O homem virou-se completamente na minha direção. Eu mantive uma das mãos sobre o ombro de Will, que permanecia encostado em mim.
— A senhora fez isso com meu filho?
— Eu não machuquei seu filho. Impedi que ele continuasse agredindo William.
— Mason disse que a senhora o jogou no chão.
— Mason estava com Will contra uma árvore e levantou a mão para bater nele novamente. Eu segurei o braço dele e o afastei. Quando tentou se soltar, perdeu o equilíbrio e caiu.
A mãe de Mason olhou para o filho. — Você bateu naquele menino?
— Não! A gente só estava brincando.
Will se encolheu ao meu lado, e aquilo me irritou ainda mais.
— Não estava brincando. Eu vi seu filho bater nele.
O homem finalmente olhou para Will e para o corte em sua boca, mas sua expressão não demonstrou qualquer preocupação.
— Meu filho não tem histórico de violência.
— Will tem sete anos. Mason tem treze. Eu o vi empurrar Will no intervalo, pegar seu lanche e depois o encontrei batendo nele em uma parte afastada do pátio. Se o senhor pretende conversar sobre comportamento, sugiro começar por isso.
— Sugiro que não me diga como devo educar meu filho.
— Então não tente me convencer de que eu deveria ter ficado parada enquanto ele batia em uma criança.
A mulher passou o braço pelos ombros de Mason.
— Você é uma adulta. Não tinha direito algum de encostar nele.
— Eu tinha o direito de impedir que Will recebesse outro golpe. Foi exatamente o que fiz.
O pai de Mason avançou um passo, e Will segurou minha mão. Senti seus dedos apertarem os meus e imediatamente o mantive um pouco mais atrás de mim.
— A polícia está vindo — o homem disse. — Vamos descobrir se eles concordam com essa sua versão.

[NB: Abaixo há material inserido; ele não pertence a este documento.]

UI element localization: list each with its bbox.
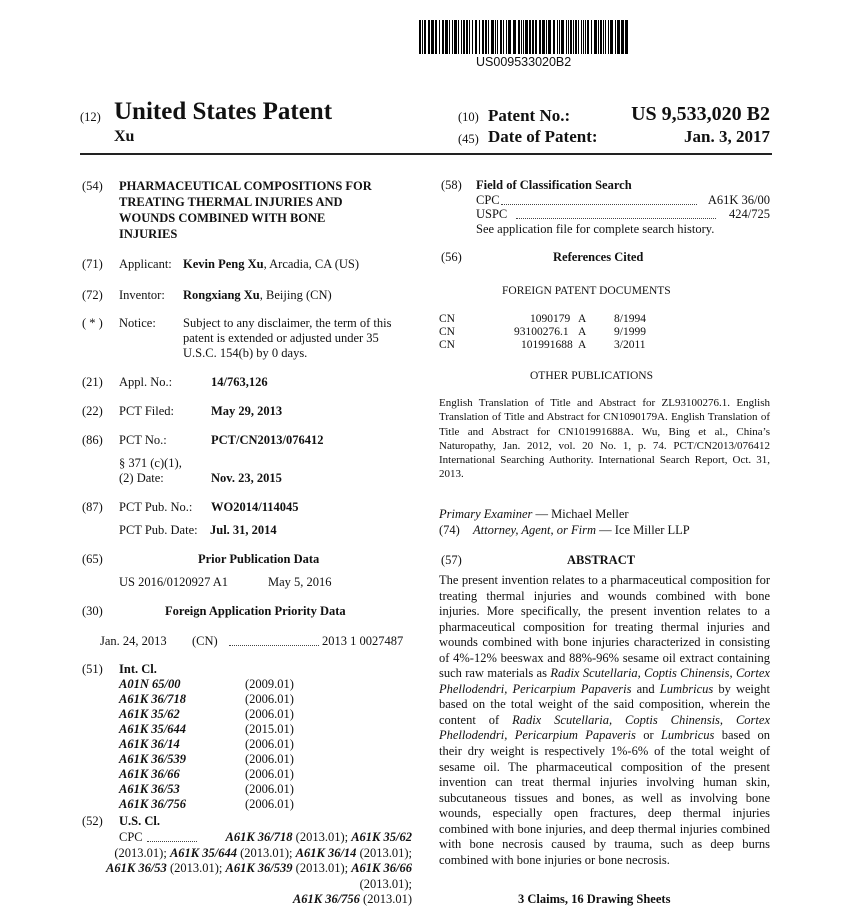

— Ótimo. Espero que também estejam interessados em saber por que seu filho de treze anos levou uma criança de sete para uma área afastada da escola e começou a bater nela.
— Cuidado com suas acusações.
— Não é uma acusação quando eu vi acontecer.
Ele me encarou com crescente irritação.
— Você não sabe o problema que arranjou para si mesma.
— Se o problema foi impedir seu filho de bater em Will, consigo conviver com isso.
— Vai se arrepender de ter encostado no meu filho. Eu vou me certificar pessoalmente de que...
— Isso é uma ameaça?
A voz de Jacob veio da porta e interrompeu o homem no meio da frase.
Todos olharam naquela direção.
Jacob acabara de entrar na enfermaria acompanhado por Paul. As roupas denunciavam que ele provavelmente não havia passado em casa desde a noite anterior. A barba estava um pouco mais marcada e havia sinais discretos de cansaço em seu rosto, mas nada na postura dele sugeria um homem que tivesse atravessado uma noite sem dormir. Seus olhos encontraram primeiro Will e imediatamente desceram para o corte no canto da boca do filho. A mudança em sua expressão foi mínima, porém eu já o conhecia o suficiente para perceber o endurecimento do maxilar antes que ele voltasse a atenção para o homem à minha frente.
O pai de Mason ficou calado.
Jacob entrou na sala e parou ao meu lado, olhando diretamente para ele.
— O senhor estava dizendo que ela se arrependeria de ter encostado no seu filho e que se certificaria pessoalmente disso. Perguntei se devo interpretar suas palavras como uma ameaça.
O homem olhou para Jacob em silêncio.